11 thoughts on “The Slayer and the Slain (1957) by Helen McCloy

  1. I remember loving it, and I think I remember that as the twist began to dawn on me ahead of time, the suspense to reveal it only got stronger. And, like you, I was fascinated by McCloy’s observations of this society. I seem to remember some amazing prose about highway traffic!

    Liked by 1 person

    1. I agree that even if you guess the twist, it’s still highly gripping. It does seem like this is McCloy’s version of the great American novel, as it includes memorable discussions of so many postwar issues: feminism, race relations, psychiatry, the rise of suburbia, car culture. The story takes place in the traditional country-house setting, yet we’re always being reminded that this small town is on verge of being swallowed up by housing developments and losing its identity, becoming just another exurb of Washington DC.

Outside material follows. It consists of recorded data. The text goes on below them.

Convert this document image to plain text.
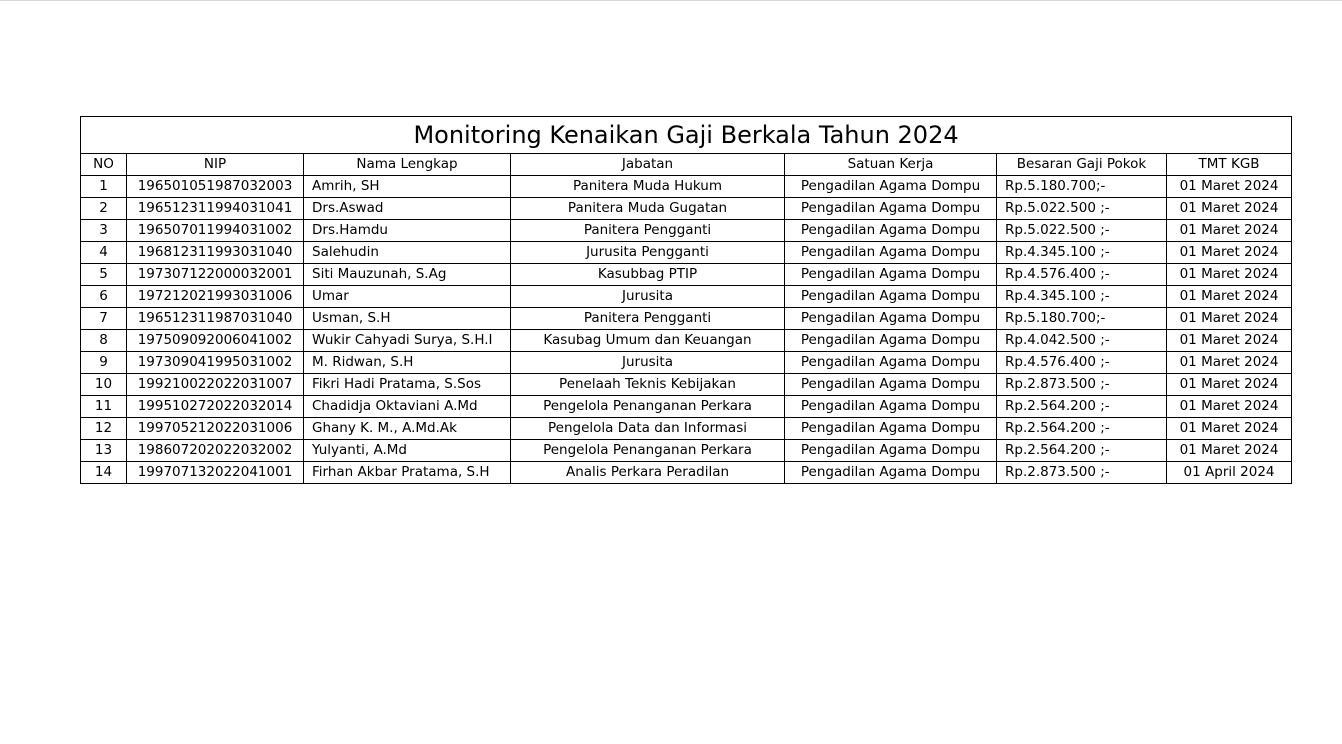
Monitoring Kenaikan Gaji Berkala Tahun 2024						
NO	NIP	Nama Lengkap	Jabatan	Satuan Kerja	Besaran Gaji Pokok	TMT KGB
1	196501051987032003	Amrih, SH	Panitera Muda Hukum	Pengadilan Agama Dompu	Rp.5.180.700;-	01 Maret 2024
2	196512311994031041	Drs.Aswad	Panitera Muda Gugatan	Pengadilan Agama Dompu	Rp.5.022.500 ;-	01 Maret 2024
3	196507011994031002	Drs.Hamdu	Panitera Pengganti	Pengadilan Agama Dompu	Rp.5.022.500 ;-	01 Maret 2024
4	196812311993031040	Salehudin	Jurusita Pengganti	Pengadilan Agama Dompu	Rp.4.345.100 ;-	01 Maret 2024
5	197307122000032001	Siti Mauzunah, S.Ag	Kasubbag PTIP	Pengadilan Agama Dompu	Rp.4.576.400 ;-	01 Maret 2024
6	197212021993031006	Umar	Jurusita	Pengadilan Agama Dompu	Rp.4.345.100 ;-	01 Maret 2024
7	196512311987031040	Usman, S.H	Panitera Pengganti	Pengadilan Agama Dompu	Rp.5.180.700;-	01 Maret 2024
8	197509092006041002	Wukir Cahyadi Surya, S.H.I	Kasubag Umum dan Keuangan	Pengadilan Agama Dompu	Rp.4.042.500 ;-	01 Maret 2024
9	197309041995031002	M. Ridwan, S.H	Jurusita	Pengadilan Agama Dompu	Rp.4.576.400 ;-	01 Maret 2024
10	199210022022031007	Fikri Hadi Pratama, S.Sos	Penelaah Teknis Kebijakan	Pengadilan Agama Dompu	Rp.2.873.500 ;-	01 Maret 2024
11	199510272022032014	Chadidja Oktaviani A.Md	Pengelola Penanganan Perkara	Pengadilan Agama Dompu	Rp.2.564.200 ;-	01 Maret 2024
12	199705212022031006	Ghany K. M., A.Md.Ak	Pengelola Data dan Informasi	Pengadilan Agama Dompu	Rp.2.564.200 ;-	01 Maret 2024
13	198607202022032002	Yulyanti, A.Md	Pengelola Penanganan Perkara	Pengadilan Agama Dompu	Rp.2.564.200 ;-	01 Maret 2024
14	199707132022041001	Firhan Akbar Pratama, S.H	Analis Perkara Peradilan	Pengadilan Agama Dompu	Rp.2.873.500 ;-	01 April 2024
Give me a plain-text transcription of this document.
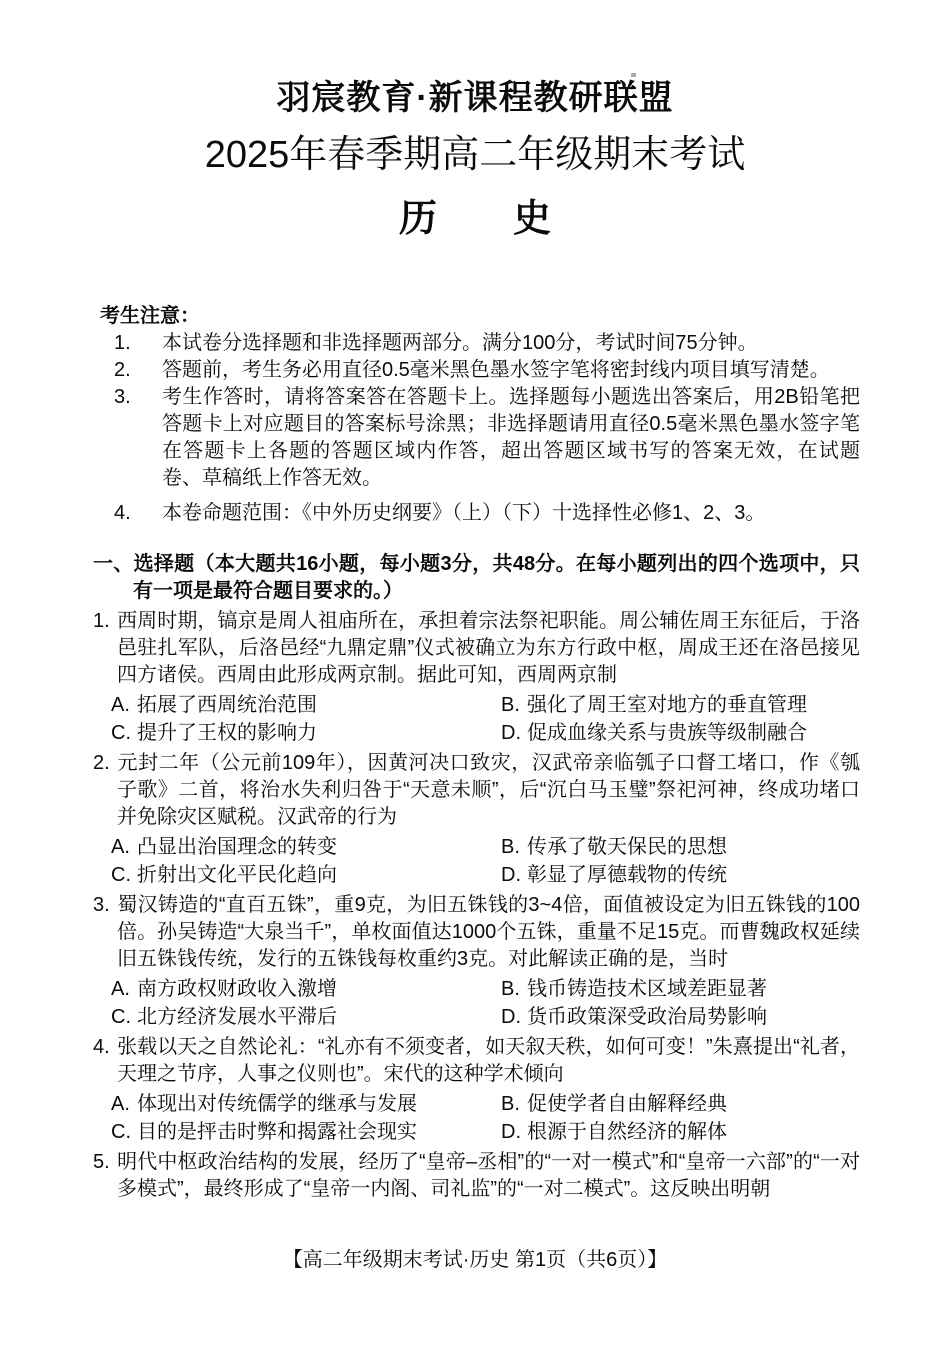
羽宸教育·新课程教研联盟
2025年春季期高二年级期末考试
历　　史
考生注意：
1. 本试卷分选择题和非选择题两部分。满分100分，考试时间75分钟。
2. 答题前，考生务必用直径0.5毫米黑色墨水签字笔将密封线内项目填写清楚。
3. 考生作答时，请将答案答在答题卡上。选择题每小题选出答案后，用2B铅笔把答题卡上对应题目的答案标号涂黑；非选择题请用直径0.5毫米黑色墨水签字笔在答题卡上各题的答题区域内作答，超出答题区域书写的答案无效，在试题卷、草稿纸上作答无效。
4. 本卷命题范围：《中外历史纲要》（上）（下）十选择性必修1、2、3。
一、选择题（本大题共16小题，每小题3分，共48分。在每小题列出的四个选项中，只有一项是最符合题目要求的。）
1. 西周时期，镐京是周人祖庙所在，承担着宗法祭祀职能。周公辅佐周王东征后，于洛邑驻扎军队，后洛邑经“九鼎定鼎”仪式被确立为东方行政中枢，周成王还在洛邑接见四方诸侯。西周由此形成两京制。据此可知，西周两京制
A. 拓展了西周统治范围	B. 强化了周王室对地方的垂直管理
C. 提升了王权的影响力	D. 促成血缘关系与贵族等级制融合
2. 元封二年（公元前109年），因黄河决口致灾，汉武帝亲临瓠子口督工堵口，作《瓠子歌》二首，将治水失利归咎于“天意未顺”，后“沉白马玉璧”祭祀河神，终成功堵口并免除灾区赋税。汉武帝的行为
A. 凸显出治国理念的转变	B. 传承了敬天保民的思想
C. 折射出文化平民化趋向	D. 彰显了厚德载物的传统
3. 蜀汉铸造的“直百五铢”，重9克，为旧五铢钱的3~4倍，面值被设定为旧五铢钱的100倍。孙吴铸造“大泉当千”，单枚面值达1000个五铢，重量不足15克。而曹魏政权延续旧五铢钱传统，发行的五铢钱每枚重约3克。对此解读正确的是，当时
A. 南方政权财政收入激增	B. 钱币铸造技术区域差距显著
C. 北方经济发展水平滞后	D. 货币政策深受政治局势影响
4. 张载以天之自然论礼：“礼亦有不须变者，如天叙天秩，如何可变！”朱熹提出“礼者，天理之节序，人事之仪则也”。宋代的这种学术倾向
A. 体现出对传统儒学的继承与发展	B. 促使学者自由解释经典
C. 目的是抨击时弊和揭露社会现实	D. 根源于自然经济的解体
5. 明代中枢政治结构的发展，经历了“皇帝–丞相”的“一对一模式”和“皇帝一六部”的“一对多模式”，最终形成了“皇帝一内阁、司礼监”的“一对二模式”。这反映出明朝
【高二年级期末考试·历史 第1页（共6页）】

  2. I think I’m a contrarian here in that the very transparent nature of the plot kills, for me, most of the “psychological suspense” subgenre that was so popular at the time of its publication. Where you’re able to be the bigger person and enjoy the book despite seeing it all coming, the fact that Harry is so exceedingly dense about how all these people seem to think they know him and how everyone has aged, like, ten years despite him seeing them six months ago…for me, that’s the antithesis of the sort of suspense that should be behind this sort of undertaking. Margaret Millar, for one, would have done much more with such a predictable setup — and McCloy’s inability to develop it well (to my tastes, of course, mea culpa) fascinate and infuriate me in equal measure 🙂

    But, as I say, I’m the contrarian in this. Everyone else seems to love it, so just leave me here playing with string and I’ll be fine…

    Liked by 1 person

    1. It helps that the book is quite short and McCloy smartly holds the twist until near the end. For me, it was suspenseful up to that point because, while I suspected what was going on, I didn’t know. Authors have certainly led me down the garden path before! So I enjoyed the experience of reading this, and I like the way she handled the situation once it was revealed. There are some unusual aspects to it (though the time element is definitely a weak spot).

      It’s true that Millar would have handled it better, but so, I think, would McCloy if she had not been hamstrung by Harry’s first-person narration. He’s just so painfully dumb.


      1. This is the tricky aspect of “late single twist reveal” stories, isn’t it? If you don’t see it coming, you’re able to hopefully enjoy everything as intended; if you do, however, the whole book takes on a very different aspect.

        I think this is why I especially enjoy dense puzzles, because if you at he two or three things, here’s usually something that slips by along the way!

        Liked by 1 person

  3. I’ve been curious about this one, having seen it a few times but never reading a review that I can recall. At this point I’m kind of on the fence with McCloy. Her writing is good enough, but she always mixes in some psychological angle that I find a bit grating.

    Liked by 1 person

    1. McCloy is one of my favorite authors, so I was very prepared to love this and was still a bit let down. This is really pure psychological suspense, almost no “mystery” to it outside of the big twist.